Timestamps done right(getkerf.wordpress.com) |
Timestamps done right(getkerf.wordpress.com) |
As many have said elsewhere in the thread, what is `m` supposed to mean, minute or month? If the smallest value you can represent with this special syntax is 1s, you're excluding people who work with sub-second timestamps. Unless, you want them to do like 1m0.0000415s or something like that, but now you have the same problem as you started with (long series of digits being hard to read for humans).
More problems: different cultures have different concepts of a "month" (because they have different calendars). Also, the units that you want to use depend heavily on the application. `1y` is different from `52w` is different from `365d`, but all of those concepts are very similar to users. I expect people to create bugs where these tokens are mixed. When you write `now + 1y` do you mean "this time on this date, one year from now" or do you mean "this instant plus 606024*365 seconds" (which is slightly greater/less, I forget which way)? How do you communicate that to the user? If they can't control which sense ("human" time vs "physical" time) the larger units represent, then those people have to calculate the time offsets by hand.
Just pick nanos or micros since some Epoch (the Unix one is one reasonable choice), use them everywhere internally, and let the user pretty-print them. If you want to support high-energy timeseries where the time scale is smaller, either make your nanos fractional or use femtos/attos/zeptos/plancks.
https://azure.microsoft.com/en-us/blog/summary-of-windows-az...
For ages JodaTime actually nailed it, and the Java 8 date API was based off this.

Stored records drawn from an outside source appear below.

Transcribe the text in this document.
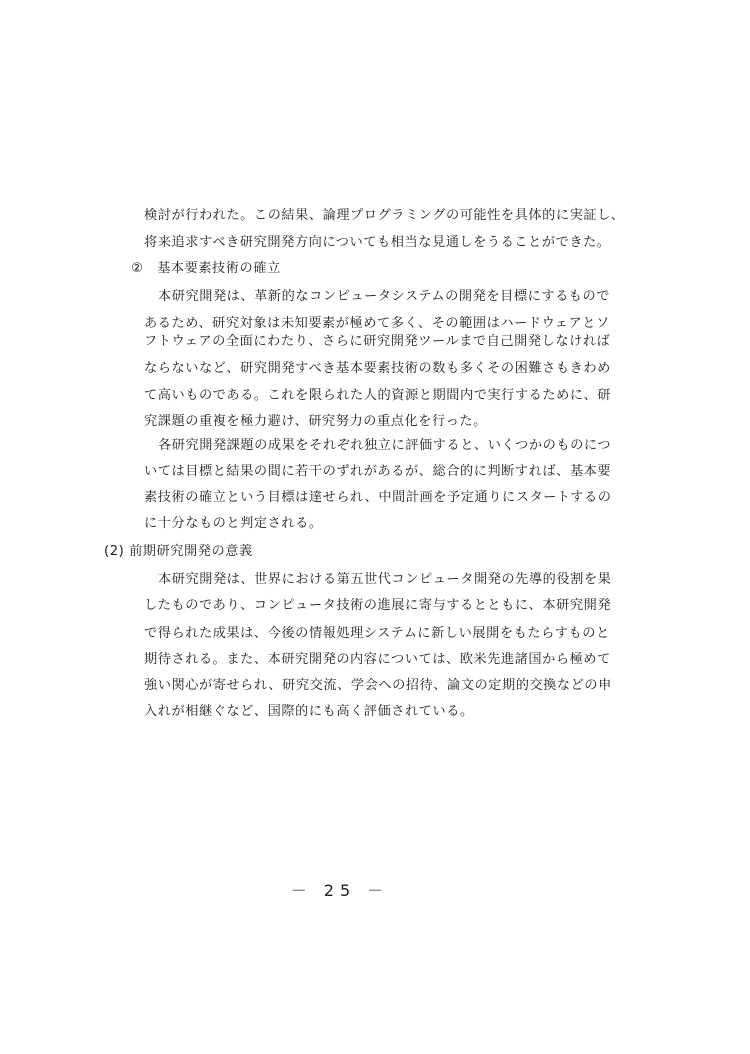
検討が行われた。この結果、論理プログラミングの可能性を具体的に実証し、
将来追求すべき研究開発方向についても相当な見通しをうることができた。
②　基本要素技術の確立
本研究開発は、革新的なコンピュータシステムの開発を目標にするもので
あるため、研究対象は未知要素が極めて多く、その範囲はハードウェアとソ
フトウェアの全面にわたり、さらに研究開発ツールまで自己開発しなければ
ならないなど、研究開発すべき基本要素技術の数も多くその困難さもきわめ
て高いものである。これを限られた人的資源と期間内で実行するために、研
究課題の重複を極力避け、研究努力の重点化を行った。
各研究開発課題の成果をそれぞれ独立に評価すると、いくつかのものにつ
いては目標と結果の間に若干のずれがあるが、総合的に判断すれば、基本要
素技術の確立という目標は達せられ、中間計画を予定通りにスタートするの
に十分なものと判定される。
(2) 前期研究開発の意義
本研究開発は、世界における第五世代コンピュータ開発の先導的役割を果
したものであり、コンピュータ技術の進展に寄与するとともに、本研究開発
で得られた成果は、今後の情報処理システムに新しい展開をもたらすものと
期待される。また、本研究開発の内容については、欧米先進諸国から極めて
強い関心が寄せられ、研究交流、学会への招待、論文の定期的交換などの申
入れが相継ぐなど、国際的にも高く評価されている。
－ 25 －
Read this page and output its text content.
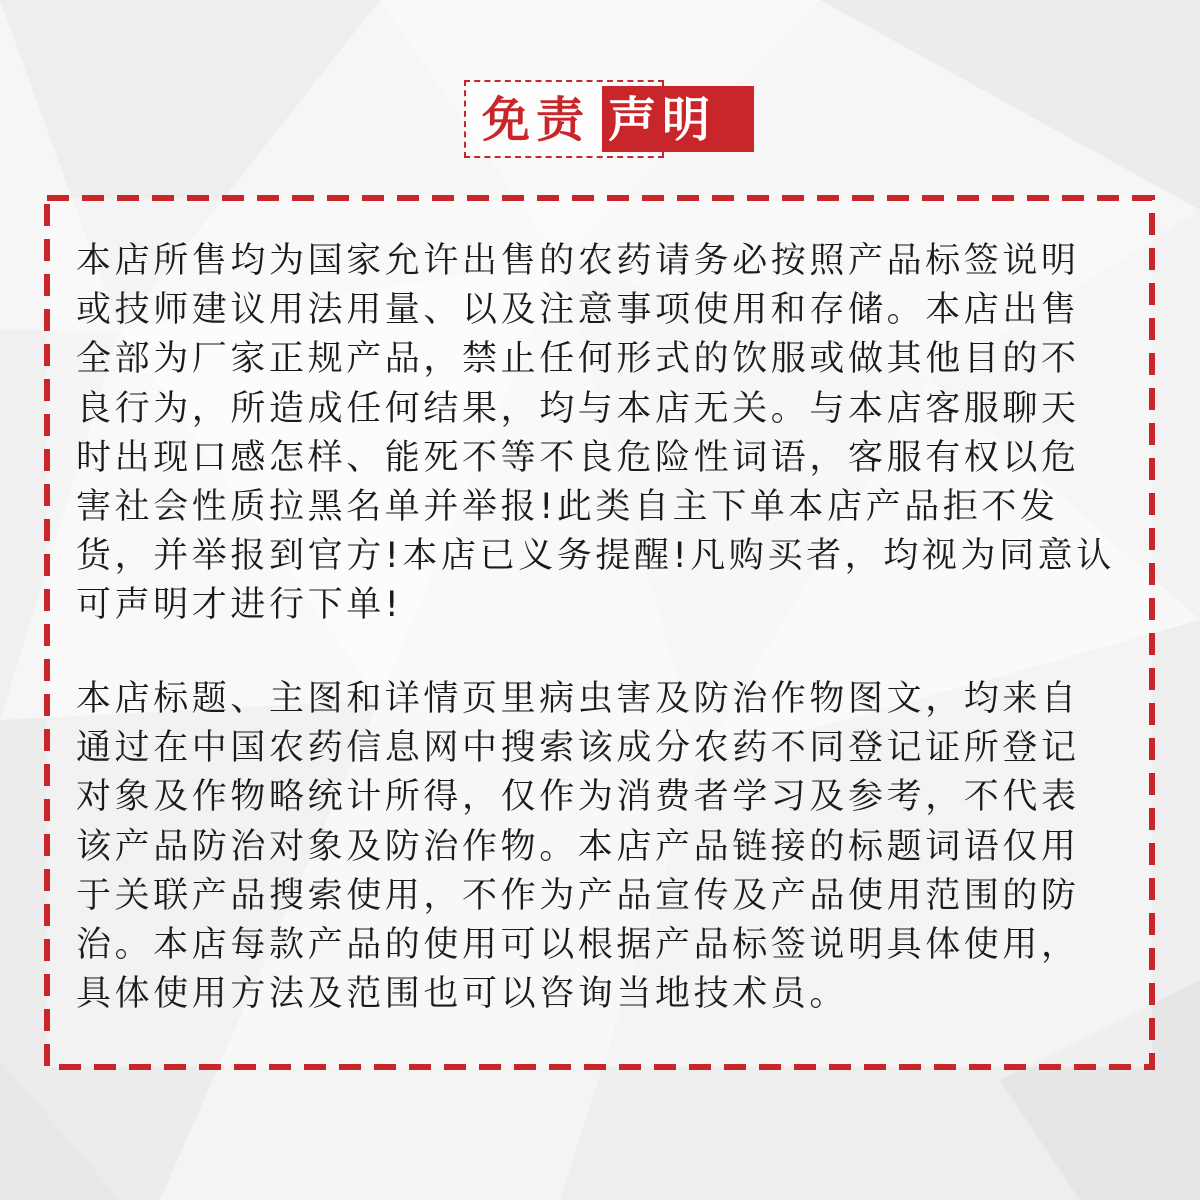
免责 声明
本店所售均为国家允许出售的农药请务必按照产品标签说明或技师建议用法用量、以及注意事项使用和存储。本店出售全部为厂家正规产品，禁止任何形式的饮服或做其他目的不良行为，所造成任何结果，均与本店无关。与本店客服聊天时出现口感怎样、能死不等不良危险性词语，客服有权以危害社会性质拉黑名单并举报!此类自主下单本店产品拒不发货，并举报到官方!本店已义务提醒!凡购买者，均视为同意认可声明才进行下单!
本店标题、主图和详情页里病虫害及防治作物图文，均来自通过在中国农药信息网中搜索该成分农药不同登记证所登记对象及作物略统计所得，仅作为消费者学习及参考，不代表该产品防治对象及防治作物。本店产品链接的标题词语仅用于关联产品搜索使用，不作为产品宣传及产品使用范围的防治。本店每款产品的使用可以根据产品标签说明具体使用，具体使用方法及范围也可以咨询当地技术员。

> Not an add on type as in R or Python or Java.
Again, let's talk about the modern version of the language and not act like prior screw ups are the end all for a language.
Also
> 2012.01.01 + 1m1d
How is that more clean than:
> new DateTime(2012, 1, 1).plusMonths(1).plusDays(1)
> D + 1m1d != D + 1d1m
Mixing time units like days, months, years (where units are intransitive) is, in my opinion, a bad idea.
The only sane way I've found to work with time is to convert any timestamp into a seconds-since-the-epoch value when doing any internal work and then covert back to the timestamp format for display. As an added bonus your code won't get super messy when you start getting timestamps from different sources that are formatted differently. Everything gets normalized to the internal representation before you do work on it.
For storing a timestamp, absolutely, you should use an integer-based format, counting discrete somethings since somewhen.
For working with timestamps, you need all the nuance, you need something that can manipulate the different parts of it independent of each other.
And finally, for displaying or reading timestamps, you need all the localization and parsing crap to figure out what "020304" means. Fourth of March 2002? Third of February 2004?
I agree that this sort of first-class datetime-type representation may not be appropriate for every language, but myself, I find it refreshing and brilliant, and I'd love to see more languages support this sort of syntax instead of overloading strings or using complicated objects or APIs.
It's like comparing the power and ease of using regular expressions in Perl or Ruby versus in Java or Python. In Perl and Ruby, regexes are built-in to the syntax of the language itself. They're a truly first-class type, like strings and integers are in all four languages, and like lists and dicts/hashes/associative arrays are in Perl, Ruby, and Python.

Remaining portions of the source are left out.